If you’re using your home-computer at the moment (if you’re using your work-computer—stop reading this and do some work!), take a second or two to sit back and think about what you’re doing right now…
You’re sat in front of a machine that was pure science fiction not that many years ago, indeed before the silicon chip it would have seemed pure fantasy. When computers first appeared they were the machine that was going to set the human race free. They would do all our non-creative thinking for us, all the tedious repetitive tasks that get in the way of the real imaginative work. Yet what do most of us use this wonderful, even miraculous, piece of technology for? For the most part we play games, blog about our pets’ latest illnesses, post messages to people who we’ve never met that our mood today is ‘changeable,’ and indulge in flame wars about the most inconsequential trivia. And what’s our wonderful, miraculous box of Buck Rogers techno-gimmickry doing while we do all that? For the most part, nothing. The CPU, capable of working at speeds of thousands of bits per second, sits there just about idle while our fingers type out possibly three or four characters per second. If the CPU were human it would be bored out of its skull!
BOINC—Berkeley Open Infrastructure for Network Computing—is like a trivia-quiz site for the CPU. It gives it something to think about in the years between keystrokes and the aeons waiting while you make a coffee, pick your nose or stare blankly at the screen trying to think how to start the next sentence. It’ll do a tiny bit of work in every gap between keystrokes or whatever, stop while processing the few bits you generate when your finger finally lands on a key, then take up where it left off until you hit another one. Or you can set it to run only when you’re not using the computer at all; after five minutes of idle-time, say, in which case you can also use it as a screen-saver, although that does slow it down slightly. Either way, you can rest assured that your CPU will never be bored again. And you can aid the progress of science too…

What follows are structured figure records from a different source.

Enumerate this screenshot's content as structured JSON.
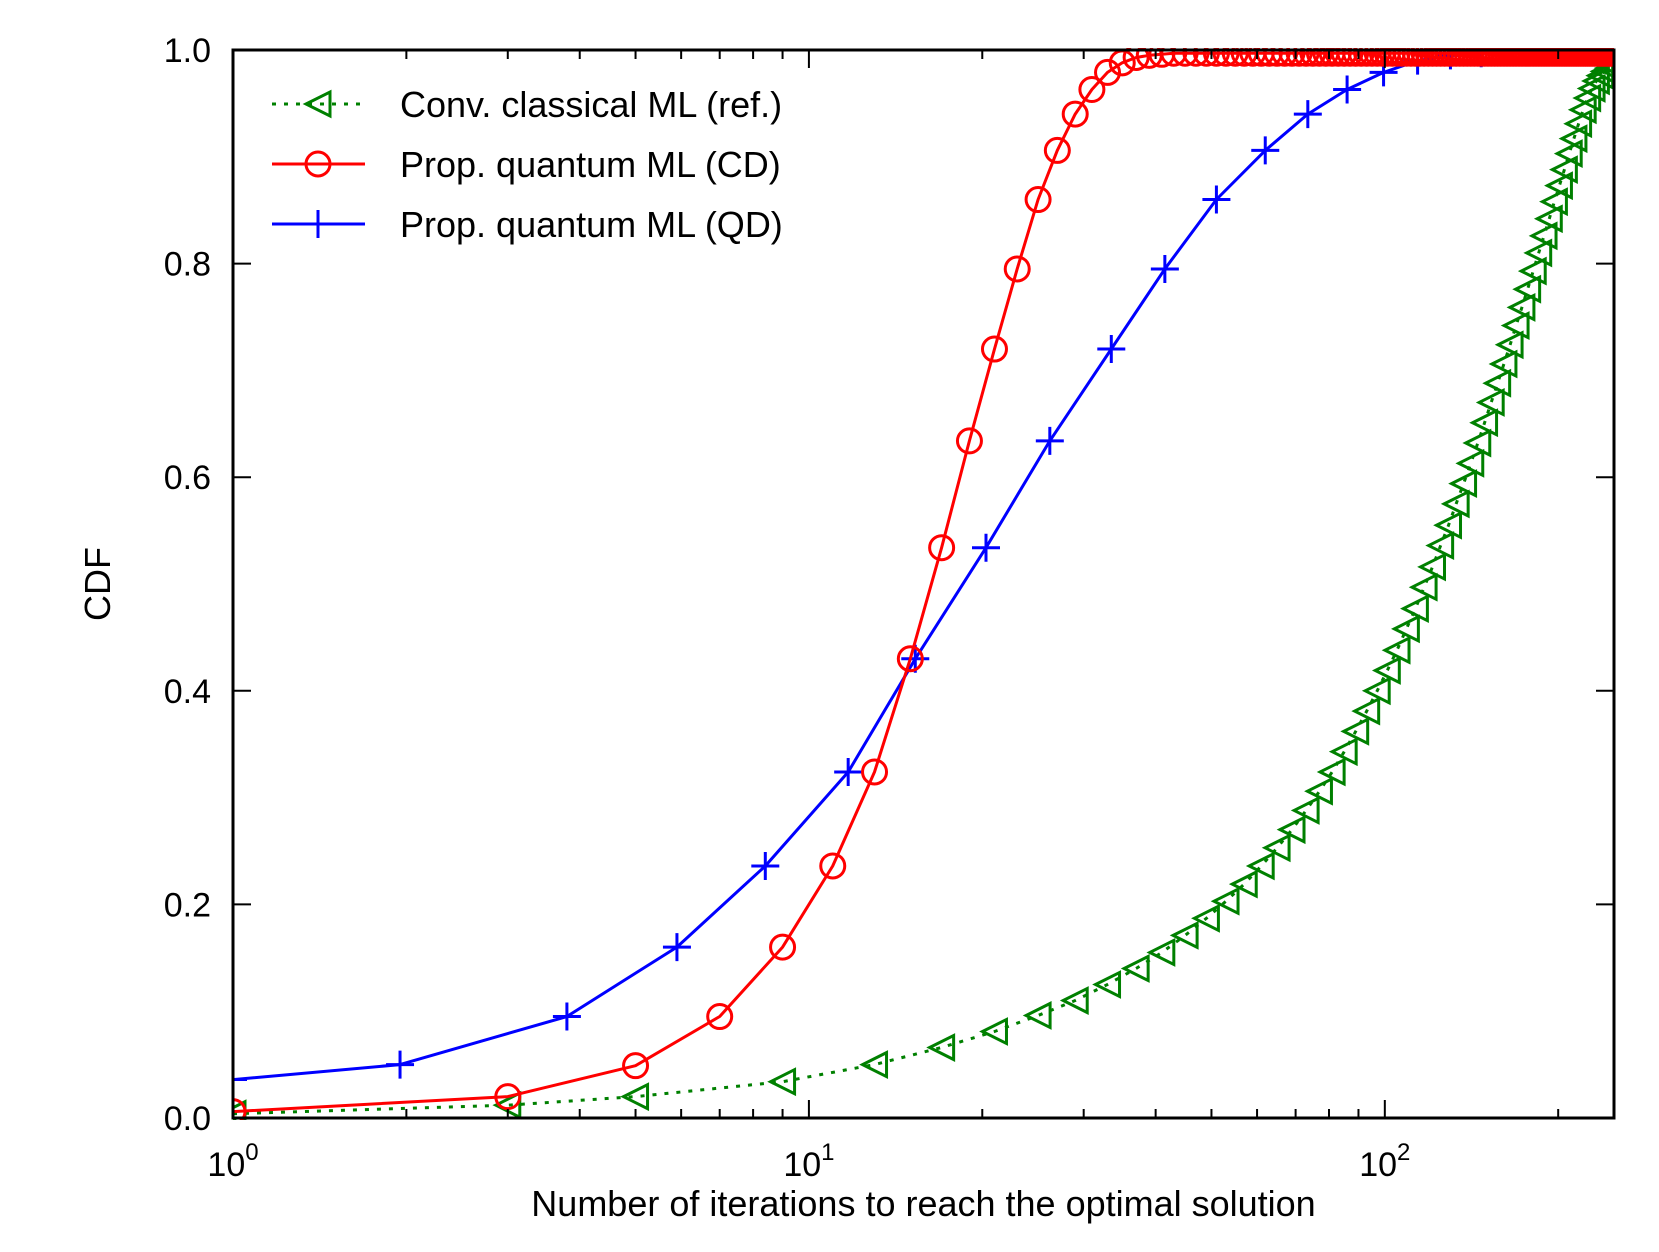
{
  "chart_data": {
    "type": "line",
    "title": "",
    "xlabel": "Number of iterations to reach the optimal solution",
    "ylabel": "CDF",
    "xscale": "log",
    "xlim": [
      1,
      250
    ],
    "ylim": [
      0,
      1
    ],
    "grid": false,
    "legend_position": "top-left",
    "x_ticks": [
      {
        "value": 1,
        "base": "10",
        "exp": "0"
      },
      {
        "value": 10,
        "base": "10",
        "exp": "1"
      },
      {
        "value": 100,
        "base": "10",
        "exp": "2"
      }
    ],
    "y_ticks": [
      {
        "value": 0.0,
        "label": "0.0"
      },
      {
        "value": 0.2,
        "label": "0.2"
      },
      {
        "value": 0.4,
        "label": "0.4"
      },
      {
        "value": 0.6,
        "label": "0.6"
      },
      {
        "value": 0.8,
        "label": "0.8"
      },
      {
        "value": 1.0,
        "label": "1.0"
      }
    ],
    "series": [
      {
        "name": "Conv. classical ML (ref.)",
        "color": "#008000",
        "line_style": "dotted",
        "marker": "triangle-left",
        "x": [
          1,
          3,
          5,
          9,
          13,
          17,
          21,
          25,
          29,
          33,
          37,
          41,
          45,
          49,
          53,
          57,
          61,
          65,
          69,
          73,
          77,
          81,
          85,
          89,
          93,
          97,
          101,
          105,
          109,
          113,
          117,
          121,
          125,
          129,
          133,
          137,
          141,
          145,
          149,
          153,
          157,
          161,
          165,
          169,
          173,
          177,
          181,
          185,
          189,
          193,
          197,
          201,
          205,
          209,
          213,
          217,
          221,
          225,
          229,
          233,
          237,
          241,
          245,
          249
        ],
        "y": [
          0.004,
          0.012,
          0.02,
          0.034,
          0.05,
          0.066,
          0.081,
          0.096,
          0.11,
          0.125,
          0.14,
          0.155,
          0.171,
          0.187,
          0.203,
          0.219,
          0.236,
          0.253,
          0.27,
          0.288,
          0.306,
          0.324,
          0.343,
          0.362,
          0.381,
          0.4,
          0.419,
          0.438,
          0.458,
          0.477,
          0.497,
          0.516,
          0.536,
          0.555,
          0.575,
          0.594,
          0.613,
          0.632,
          0.651,
          0.67,
          0.688,
          0.706,
          0.724,
          0.742,
          0.759,
          0.776,
          0.793,
          0.81,
          0.826,
          0.842,
          0.858,
          0.873,
          0.888,
          0.903,
          0.917,
          0.931,
          0.944,
          0.955,
          0.964,
          0.971,
          0.976,
          0.98,
          0.983,
          0.985
        ]
      },
      {
        "name": "Prop. quantum ML (CD)",
        "color": "#ff0000",
        "line_style": "solid",
        "marker": "circle",
        "x": [
          1,
          3,
          5,
          7,
          9,
          11,
          13,
          15,
          17,
          19,
          21,
          23,
          25,
          27,
          29,
          31,
          33,
          35,
          37,
          39,
          41,
          43,
          45,
          47,
          49,
          51,
          53,
          55,
          57,
          59,
          61,
          63,
          65,
          67,
          69,
          71,
          73,
          75,
          77,
          79,
          81,
          83,
          85,
          87,
          89,
          91,
          93,
          95,
          97,
          99,
          101,
          103,
          105,
          107,
          109,
          111,
          113,
          115,
          117,
          119,
          121,
          123,
          125,
          127,
          129,
          131,
          133,
          135,
          137,
          139,
          141,
          143,
          145,
          147,
          149,
          151,
          153,
          155,
          157,
          159,
          161,
          163,
          165,
          167,
          169,
          171,
          173,
          175,
          177,
          179,
          181,
          183,
          185,
          187,
          189,
          191,
          193,
          195,
          197,
          199,
          201,
          203,
          205,
          207,
          209,
          211,
          213,
          215,
          217,
          219,
          221,
          223,
          225,
          227,
          229,
          231,
          233,
          235,
          237,
          239,
          241,
          243,
          245,
          247,
          249
        ],
        "y": [
          0.006,
          0.02,
          0.049,
          0.095,
          0.16,
          0.236,
          0.324,
          0.43,
          0.534,
          0.634,
          0.72,
          0.795,
          0.86,
          0.906,
          0.94,
          0.963,
          0.979,
          0.988,
          0.993,
          0.995,
          0.996,
          0.997,
          0.997,
          0.997,
          0.997,
          0.997,
          0.997,
          0.997,
          0.997,
          0.997,
          0.997,
          0.997,
          0.997,
          0.997,
          0.997,
          0.997,
          0.997,
          0.997,
          0.997,
          0.997,
          0.997,
          0.997,
          0.997,
          0.997,
          0.997,
          0.997,
          0.997,
          0.997,
          0.997,
          0.997,
          0.997,
          0.997,
          0.997,
          0.997,
          0.997,
          0.997,
          0.997,
          0.997,
          0.997,
          0.997,
          0.997,
          0.997,
          0.997,
          0.997,
          0.997,
          0.997,
          0.997,
          0.997,
          0.997,
          0.997,
          0.997,
          0.997,
          0.997,
          0.997,
          0.997,
          0.997,
          0.997,
          0.997,
          0.997,
          0.997,
          0.997,
          0.997,
          0.997,
          0.997,
          0.997,
          0.997,
          0.997,
          0.997,
          0.997,
          0.997,
          0.997,
          0.997,
          0.997,
          0.997,
          0.997,
          0.997,
          0.997,
          0.997,
          0.997,
          0.997,
          0.997,
          0.997,
          0.997,
          0.997,
          0.997,
          0.997,
          0.997,
          0.997,
          0.997,
          0.997,
          0.997,
          0.997,
          0.997,
          0.997,
          0.997,
          0.997,
          0.997,
          0.997,
          0.997,
          0.997,
          0.997,
          0.997,
          0.997,
          0.997,
          0.997
        ]
      },
      {
        "name": "Prop. quantum ML (QD)",
        "color": "#0000ff",
        "line_style": "solid",
        "marker": "plus",
        "x": [
          1,
          1.95,
          3.8,
          5.9,
          8.4,
          11.7,
          15.3,
          20.3,
          26.2,
          33.5,
          41.5,
          51,
          62,
          73.5,
          86,
          99.5,
          114,
          130,
          147,
          164,
          182,
          201,
          221,
          240
        ],
        "y": [
          0.036,
          0.05,
          0.095,
          0.16,
          0.236,
          0.324,
          0.43,
          0.534,
          0.634,
          0.72,
          0.795,
          0.86,
          0.906,
          0.94,
          0.963,
          0.979,
          0.99,
          0.995,
          0.997,
          0.998,
          0.999,
          0.999,
          0.999,
          0.999
        ]
      }
    ]
  }
}
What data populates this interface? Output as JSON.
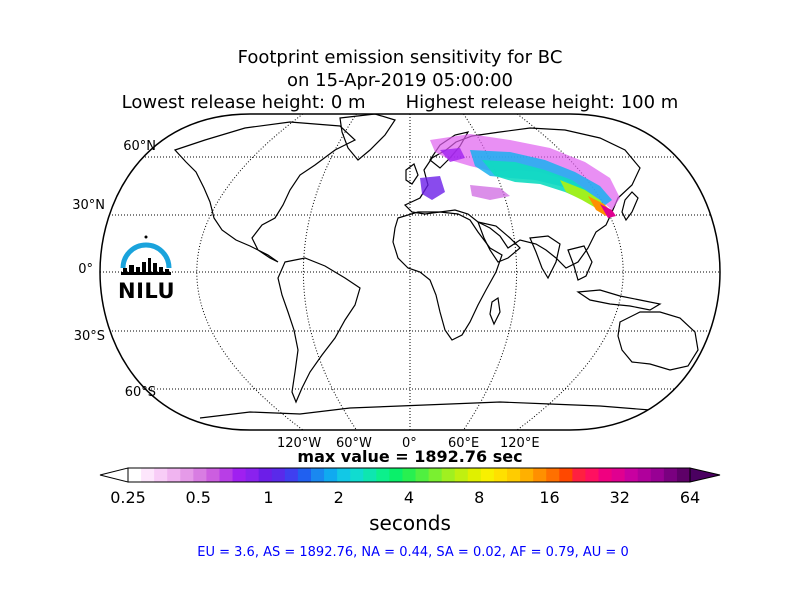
{
  "title": {
    "line1": "Footprint emission sensitivity for BC",
    "line2": "on 15-Apr-2019 05:00:00",
    "line3": "Lowest release height: 0 m       Highest release height: 100 m"
  },
  "map": {
    "projection": "Robinson",
    "lat_labels": [
      "60°N",
      "30°N",
      "0°",
      "30°S",
      "60°S"
    ],
    "lon_labels": [
      "120°W",
      "60°W",
      "0°",
      "60°E",
      "120°E"
    ],
    "logo_text": "NILU",
    "max_value_text": "max value = 1892.76 sec"
  },
  "colorbar": {
    "tick_labels": [
      "0.25",
      "0.5",
      "1",
      "2",
      "4",
      "8",
      "16",
      "32",
      "64"
    ],
    "label": "seconds",
    "colors": [
      "#ffffff",
      "#fde6fc",
      "#f8cdf7",
      "#f0b4f0",
      "#e59ae8",
      "#d87de2",
      "#cc5ee0",
      "#b83ee6",
      "#a020f0",
      "#8a22ee",
      "#6c1ee8",
      "#5a2aea",
      "#3f3ff0",
      "#2060f0",
      "#1a88f0",
      "#10aaf0",
      "#12c8e6",
      "#10dcd0",
      "#0ee6b0",
      "#0cf08c",
      "#0af06a",
      "#28f050",
      "#50f040",
      "#7af030",
      "#a0f020",
      "#c0f010",
      "#e0f000",
      "#f8f000",
      "#ffe000",
      "#ffcc00",
      "#ffb000",
      "#ff9000",
      "#ff7000",
      "#ff4800",
      "#ff2040",
      "#ff1060",
      "#f00080",
      "#e00090",
      "#c800a0",
      "#b0009c",
      "#980094",
      "#7a0080",
      "#5e0068"
    ],
    "over_color": "#4a0060",
    "under_color": "#ffffff"
  },
  "footer": {
    "stats": "EU = 3.6,  AS = 1892.76,  NA = 0.44,  SA = 0.02,  AF = 0.79,  AU = 0"
  }
}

Originally developed to aid the SETI organisation in processing their reams of data by farming it out in little chunks to internet users world-wide, it has since developed into a platform for helping many scientific projects in just the same way. You can choose to help projects ranging from pure maths to climate change, from astronomy to molecular biology. There’s a partial list available on their site, but with the software available to anyone who wants to run projects like this, even they have no idea how many ‘non-official’ projects there are out there.
After you’ve downloaded and installed the software, it’ll download a few work-units and begin working on them. When it’s finished one, it’ll upload the results (these units are tiny—data-transfers’ll be over in seconds on even a slow broadband connection) and download new work.